On March 9, the national television (LTV1), in its morning program “Rīta Panorāma” (“Morning Panorama”), showed a story about ISSP UL leading researcher from the Laboratory of Optical Materials, Dr.phys. Virgīnija Vītola. She is one of the ISSP UL scientists who received the Latvian Academy of Sciences name awards in January 2023. Her work with youth and the popularization of science among the young generation of Latvia won her Arturs Balklavs Prize for Promoting Science.
In the story, Virgīnija says that she first came to the ISSP UL when she was still in her final school year. She thanks her physics teacher at school for instilling such an interest in physics that Virgīnija decided to devote her life to this field of science. Now young researcher studies glass surfaces and luminescent materials and is working on developing foldable screens. Her research interests include electroluminescence, various coatings, and optical memory materials.
The glowing materials could be helpful in the future, for example, in road signs that will not need to be supplied with electricity. During the dark time of the day, such road signs will allow drivers to spot them earlier.
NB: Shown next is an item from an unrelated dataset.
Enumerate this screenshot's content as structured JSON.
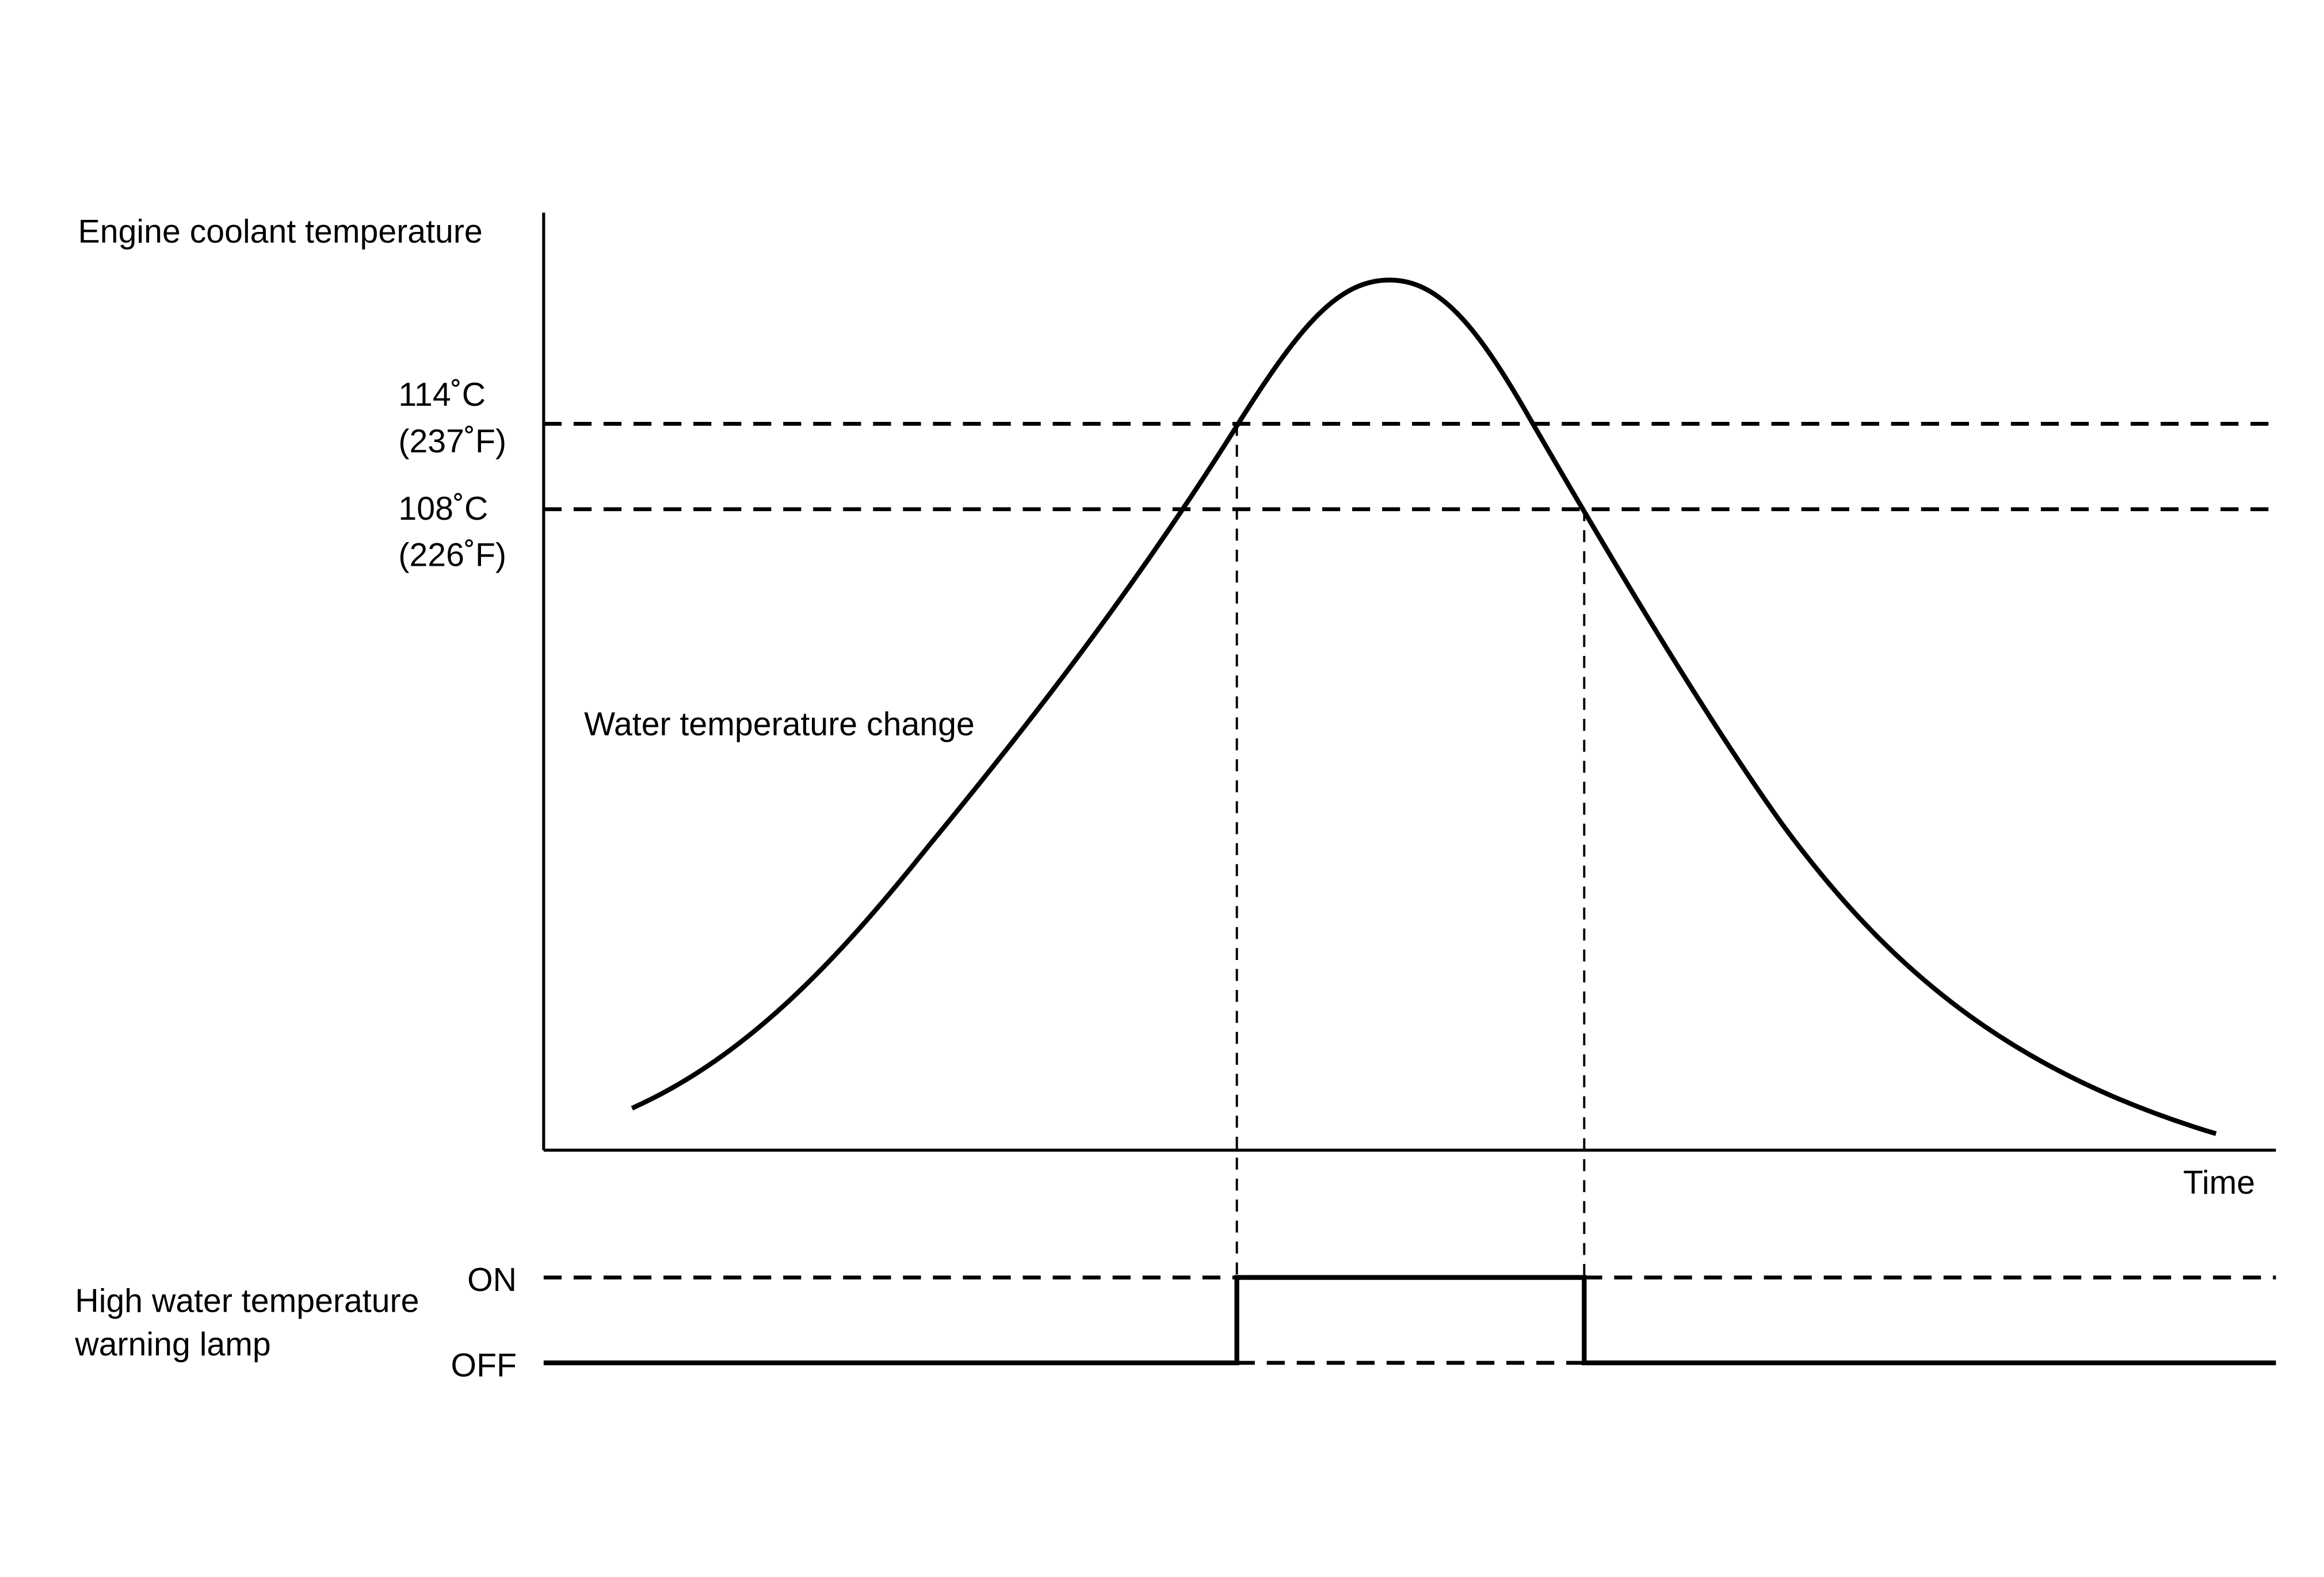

Her desire to always learn something new and her inexhaustible energy is what her colleagues appreciate the most. Colleagues describe her as active, always inspiring and motivating. With her work, Virgīnija breaks the stereotype of scientists as boring and withdrawn people who spend all their time in laboratories.
Virgīnija has led the Young Physicists School of Latvia for several years, attracting youth and students to science. She also organizes various camps for school students and participates in different cities’ festivities, telling people about physics and showing experiments.
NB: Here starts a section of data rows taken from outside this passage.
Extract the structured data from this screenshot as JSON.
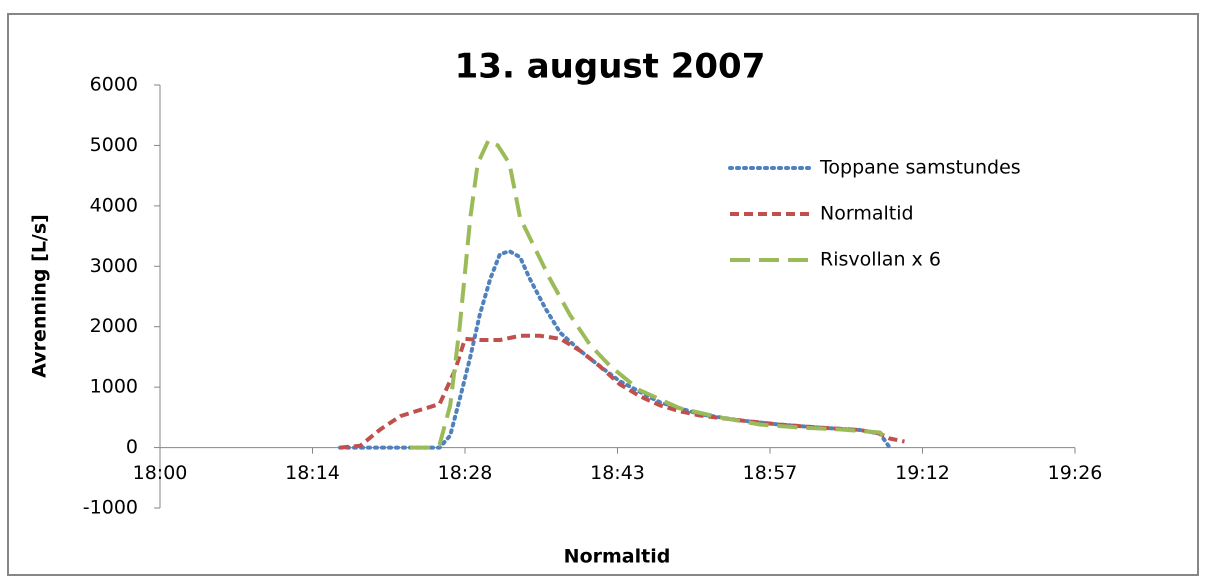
{
  "chart_data": {
    "type": "line",
    "title": "13. august 2007",
    "x_label": "Normaltid",
    "y_label": "Avrenning [L/s]",
    "xlim": [
      0,
      86.4
    ],
    "xticks": [
      {
        "value": 0,
        "label": "18:00"
      },
      {
        "value": 14.4,
        "label": "18:14"
      },
      {
        "value": 28.8,
        "label": "18:28"
      },
      {
        "value": 43.2,
        "label": "18:43"
      },
      {
        "value": 57.6,
        "label": "18:57"
      },
      {
        "value": 72,
        "label": "19:12"
      },
      {
        "value": 86.4,
        "label": "19:26"
      }
    ],
    "ylim": [
      -1000,
      6000
    ],
    "yticks": [
      -1000,
      0,
      1000,
      2000,
      3000,
      4000,
      5000,
      6000
    ],
    "legend": "right",
    "series": [
      {
        "name": "Toppane samstundes",
        "color": "#4f81bd",
        "dash": "dotted",
        "x": [
          17,
          26.4,
          27.4,
          28.3,
          29.3,
          30.2,
          31.2,
          32.1,
          33.0,
          34.0,
          34.9,
          36.4,
          37.8,
          39.7,
          41.5,
          43.4,
          47.2,
          51.0,
          54.8,
          58.5,
          62.3,
          66.1,
          68.0,
          68.9
        ],
        "values": [
          0,
          0,
          200,
          800,
          1500,
          2200,
          2800,
          3200,
          3250,
          3150,
          2800,
          2300,
          1900,
          1600,
          1350,
          1100,
          750,
          550,
          450,
          380,
          330,
          290,
          230,
          0
        ]
      },
      {
        "name": "Normaltid",
        "color": "#c0504d",
        "dash": "dashed",
        "x": [
          17,
          18.9,
          20.8,
          22.7,
          24.5,
          26.4,
          27.9,
          28.8,
          30.2,
          32.1,
          34.0,
          35.9,
          37.8,
          39.7,
          41.5,
          43.4,
          45.3,
          47.2,
          49.1,
          51.0,
          54.8,
          58.5,
          62.3,
          66.1,
          68.0,
          68.9,
          70.3
        ],
        "values": [
          0,
          30,
          300,
          520,
          620,
          720,
          1300,
          1800,
          1780,
          1780,
          1850,
          1850,
          1800,
          1600,
          1350,
          1050,
          850,
          700,
          600,
          530,
          450,
          380,
          330,
          290,
          230,
          150,
          100
        ]
      },
      {
        "name": "Risvollan x 6",
        "color": "#9bbb59",
        "dash": "longdash",
        "x": [
          23.6,
          25.5,
          26.4,
          27.4,
          28.3,
          29.3,
          30.0,
          31.0,
          31.9,
          33.0,
          34.0,
          35.4,
          36.8,
          38.7,
          40.6,
          42.5,
          45.3,
          49.1,
          52.9,
          56.7,
          60.4,
          64.2,
          68.0,
          68.5
        ],
        "values": [
          0,
          0,
          50,
          700,
          2000,
          3800,
          4700,
          5080,
          5000,
          4700,
          3800,
          3300,
          2800,
          2200,
          1700,
          1350,
          950,
          650,
          500,
          380,
          330,
          300,
          250,
          150
        ]
      }
    ]
  }
}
"I like that the work in science is not uniform because I constantly have to look for new directions, follow what is happening in the world, what other scientists are studying, and all this takes place in a large network of cooperation with researchers from other countries,” Virgīnija explains.
Now, the young scientist and her colleagues have begun to study materials that start to glow when they are subjected to some mechanical impact. In the future, this could help to create sensors that, without drilling or destructively interfering, will show the formation of cracks inside various objects.